How To Keep The Mental Health While The Lockdown

How To Keep The Mental Health While The Lockdown

Mental Health

Nowadays, we all know that social isolation, along with concern for the health of those we love, can make us feel lonely, angry, and generally frustrated. In the situation, where are we – and the world – find ourselves in.

We all respond differently to changes in our circumstances, but it is good if understand what you can do to help manage mental well-being. Do not let anxiety consume you.

We collected some tips for you, they are suggestions to improve mental wellbeing, based on clinically approved guidelines and backed up by qualified psychologists and therapists.

Keep Planning the Practical Actions

Staying inside is vital now, and the logistics of getting your essentials have changed. If you cannot get to the store, look for the delivery service or ask neighbours and friends if they can help. The same goes for getting medication and any ongoing treatment for any mental or physical problem you have.

By prioritizing your needs, you will be confident that you can be with others and not sacrificing your own happiness. If you are having difficulty, ask a friend or neighbour for practical advice or support. Also, be sure to ask your therapist to find out what services they can offer you.

Stay connected with others

the Expressing of friendship is helping us feel more relaxed and positive. It releases the hormone oxytocin, which creates social bonds. Keeping in touch with people doesn’t just give you something to keep you busy on long evenings. It has a positive effect on your well-being. If even the thought of setting up another video call is tiring, remember that exchanging text messages or voice memos with the people you love can make a big difference.

Share the worries

If you are feeling helpless and anxious right now, remember that many others feel the same. The pandemic has changed the lives of all of us, and talking about any problems can help you relax. And by communication, you can also help a friend realize that they are not alone in their mental problems.

No one needs to think it’s a sign of weakness when they admit they don’t feel as capable as usual. If you ask a friend what he does when his pandemic anxiety gets too strong, you can start a really honest and comfortable conversation.

Care about your body

This can be especially difficult during times of stress when a soothing snack or drink is easy to get hold of. Alcohol can make some people feel better, but it is a delusion for a short time. Then it will ruin your mood and form a hormonal habit to use more and more alcohol. After some time, while people use to drink, they stop feeling happy anymore. Likewise, when the bouts of bad mood are different from person to person – this may happen shortly after the “warming” effect of the drink or at some point during the next day – alcohol will not have a long-term invigorating effect.

It is not so attractive to go outside for sports during the colder months, but the psychological benefits justify you. Remember when you exercise even indoors, the body produces hormones of happiness. And if you go for a walk, just to maintain social distancing – it is awsesome. In addition, it is worth remembering that maintaining health helps reduce the risk of complications associated with COVID-19.

Avoid difficult thoughts

Worries about a pandemic are natural, but if your worries affect your daily life and you feel like you can’t handle them, try to write down (write physically, even if it seems odd) what makes you feel especially worse or better. While visualizing and recognizing your triggers and comforters will help you to manage your mental well-being.
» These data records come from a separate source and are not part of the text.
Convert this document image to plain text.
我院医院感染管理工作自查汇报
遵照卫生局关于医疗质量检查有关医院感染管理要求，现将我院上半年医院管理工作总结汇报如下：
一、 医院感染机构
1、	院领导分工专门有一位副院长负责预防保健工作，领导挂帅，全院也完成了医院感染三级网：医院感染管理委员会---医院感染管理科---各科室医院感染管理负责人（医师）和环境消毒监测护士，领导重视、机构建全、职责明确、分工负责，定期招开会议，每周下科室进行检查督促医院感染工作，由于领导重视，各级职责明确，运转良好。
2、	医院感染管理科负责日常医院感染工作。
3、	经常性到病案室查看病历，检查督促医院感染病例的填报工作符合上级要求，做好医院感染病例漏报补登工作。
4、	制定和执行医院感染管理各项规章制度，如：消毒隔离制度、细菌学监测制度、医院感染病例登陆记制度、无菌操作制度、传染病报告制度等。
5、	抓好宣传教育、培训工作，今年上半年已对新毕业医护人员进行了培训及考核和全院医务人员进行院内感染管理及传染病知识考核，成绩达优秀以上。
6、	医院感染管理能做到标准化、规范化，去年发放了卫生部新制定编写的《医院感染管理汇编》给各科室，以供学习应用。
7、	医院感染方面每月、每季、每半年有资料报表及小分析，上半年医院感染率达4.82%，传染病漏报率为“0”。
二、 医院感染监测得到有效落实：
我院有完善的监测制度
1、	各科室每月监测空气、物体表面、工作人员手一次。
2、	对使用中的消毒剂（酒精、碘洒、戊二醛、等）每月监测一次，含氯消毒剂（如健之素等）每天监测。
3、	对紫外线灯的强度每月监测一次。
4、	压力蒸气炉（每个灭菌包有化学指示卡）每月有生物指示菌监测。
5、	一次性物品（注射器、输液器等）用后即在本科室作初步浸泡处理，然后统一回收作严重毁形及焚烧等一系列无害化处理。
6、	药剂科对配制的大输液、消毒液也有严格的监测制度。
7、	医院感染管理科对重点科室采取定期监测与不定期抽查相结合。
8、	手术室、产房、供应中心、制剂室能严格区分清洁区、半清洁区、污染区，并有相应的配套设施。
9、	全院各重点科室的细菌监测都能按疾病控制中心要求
Avoid overloading yourself and use only trusted news sources

Social media and 24/7 news coverage can lead to a flood of information that does nothing to alleviate anxiety. Spreading misinformation online is widespread, so make sure you get updates from trusted sources.

If you’re being sent information that isn’t from a reputable source, check the facts before believing it, and perhaps give yourself time to check the news every day.

Monitor the changes in your labour rights and benefits

Many professional circumstances have changed during the pandemic. It is understandable that you may be worried about employment, income, and possibly a range of other financial or lifestyle issues.

Every Mind Matters has plenty of practical advice on how to make sure you know your labor rights and are aware of any benefits you are entitled to, as well as tips to help you adapt to working from home.

Keep doing what you love

The new isolation rules may have made it difficult for you to engage in some of the hobbies you’ve been in the past. But try new things – it can be extremely beneficial for mental well-being. 

Drawing, reading, or even decorating your space can introduce you to new ways to have fun that you’ve never seen before. There is nothing wrong with trying.

Relax and speak to your children

There is no use to hurry, there is a lot of time to make things that you both once dreamed to do, but usually don’t have time. Build the paper car, sew the pirate costumes or just watch the cartoons that you wondered to.

Good sleep time

Sleeping enough is important not only for physical health but also for emotional regulation. If you do not get enough sleep, it can cause feelings of emotional vulnerability, anxiety, and angriness. It may be difficult to concentrate.

There are various sleep methods that can work with our individual concerns, and there are a growing number of apps worth trying. For tips and tricks on how to get a good night’s sleep, speak to your family doctor.